Online transactions must be tightened up

The net is a huckster's playground and the current credit-card set-up is only making things easier for them, says Neil McIntosh.
  
  


Online thieves are getting away with their crimes, a survey published today has claimed. Almost half of e-retailers are not taking precautions like verifying customer's names and addresses before clearing transactions, and only 9% of fraud reports lead to a prosecution.

That will surprise some internet consumers, who might have assumed that the very fact you are ordering via computer over a secure system would mean that it would be simple to cross-refer your details in some way. Not so, it seems.

Like many surveys of this kind, of course, there is a hidden agenda. In this case the report was commissioned by Experian UK, a company which likes to describe itself as a "global information solutions company", but which will be most familiar to many of us as credit reference agency. It's one of the companies most likely to benefit if we all start demanding better "back office" checks on online transactions.

But we should be thankful to the survey for highlighting, again, the potential to commit crime on the internet. It is easy for an internet user with only moderate experience, a little imagination and no conscience to defraud an online retailer. And, yes, the lack of verification that the number belongs to a valid card, in the hands of its rightful owner, makes things even easier.

But is it the retailers' fault? Experian UK might be suggesting so, but really we should be looking to the source of the problem: credit-card companies themselves.

Consider our flexible friends for just a second: they have barely evolved in decades, maybe a holographic anti-fraud sticker there, a fancy new bit of graphic design there, but otherwise not much has changed. The principal means of card checking are physical - one, that you actually have the card in your hand; two, that you can match the signature on the back; three, that the magnetic strip on the card is valid.

Using mail, telephone or internet shopping, those physical checks are replaced by just two weaker substitutes: the card number (which can be made up by one of those number generators) and the expiry date (the simple month/year format of which can be easily guessed).

As Anthony Abraham, of Canadian-based watchdog Fraud Watch, has been pointing out for years, credit cards just weren't designed to be used over the net - only between people in the same room. He still acknowledges that credit cards are still the best way to shop online, but only because because the consumer is at least only hit for the first £50 of any fraud. It's the retailers who take the financial brunt of any misuse.

So what is the way ahead? Should we demand retailers take greater precautions, as Experian UK suggests? We could - but, in fact, such checks could be a pain. It's often useful, for instance, to order books on Amazon to be delivered to a friend's address for their birthday, or to buy computer parts which can then be delivered and signed for at your place of work, rather than home. Such checks could mean everything has to go direct to the cardholder.
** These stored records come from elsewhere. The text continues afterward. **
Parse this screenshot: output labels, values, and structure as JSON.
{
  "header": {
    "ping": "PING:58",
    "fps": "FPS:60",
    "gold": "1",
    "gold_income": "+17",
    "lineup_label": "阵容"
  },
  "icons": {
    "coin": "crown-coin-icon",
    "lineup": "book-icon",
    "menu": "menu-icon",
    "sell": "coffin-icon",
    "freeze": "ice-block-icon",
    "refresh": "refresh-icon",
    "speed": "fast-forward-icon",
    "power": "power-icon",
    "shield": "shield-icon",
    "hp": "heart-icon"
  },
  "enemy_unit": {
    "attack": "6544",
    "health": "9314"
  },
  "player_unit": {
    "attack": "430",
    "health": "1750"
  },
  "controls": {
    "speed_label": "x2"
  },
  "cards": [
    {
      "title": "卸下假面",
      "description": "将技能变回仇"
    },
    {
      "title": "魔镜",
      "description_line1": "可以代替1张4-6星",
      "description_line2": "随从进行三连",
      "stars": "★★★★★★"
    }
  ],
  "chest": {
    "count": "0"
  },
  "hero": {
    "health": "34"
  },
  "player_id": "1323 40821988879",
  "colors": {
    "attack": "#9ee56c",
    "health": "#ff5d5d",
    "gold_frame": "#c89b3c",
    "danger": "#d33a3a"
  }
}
No - what we need is the credit card companies to come up with a way to modernise their old-fashioned bits of plastic. Some are trying - American Express last week announced it was creating a way to use "disposable" credit-card numbers which are valid for only one purchase. So if a retailer's security is breached, hackers will not be able to use any credit numbers they find.

It is a great idea, but with retailers picking up most of the fraud bill, other card issuers are not in a rush to come up with similarly smart schemes. More simple advances could take years to arrive in our wallets.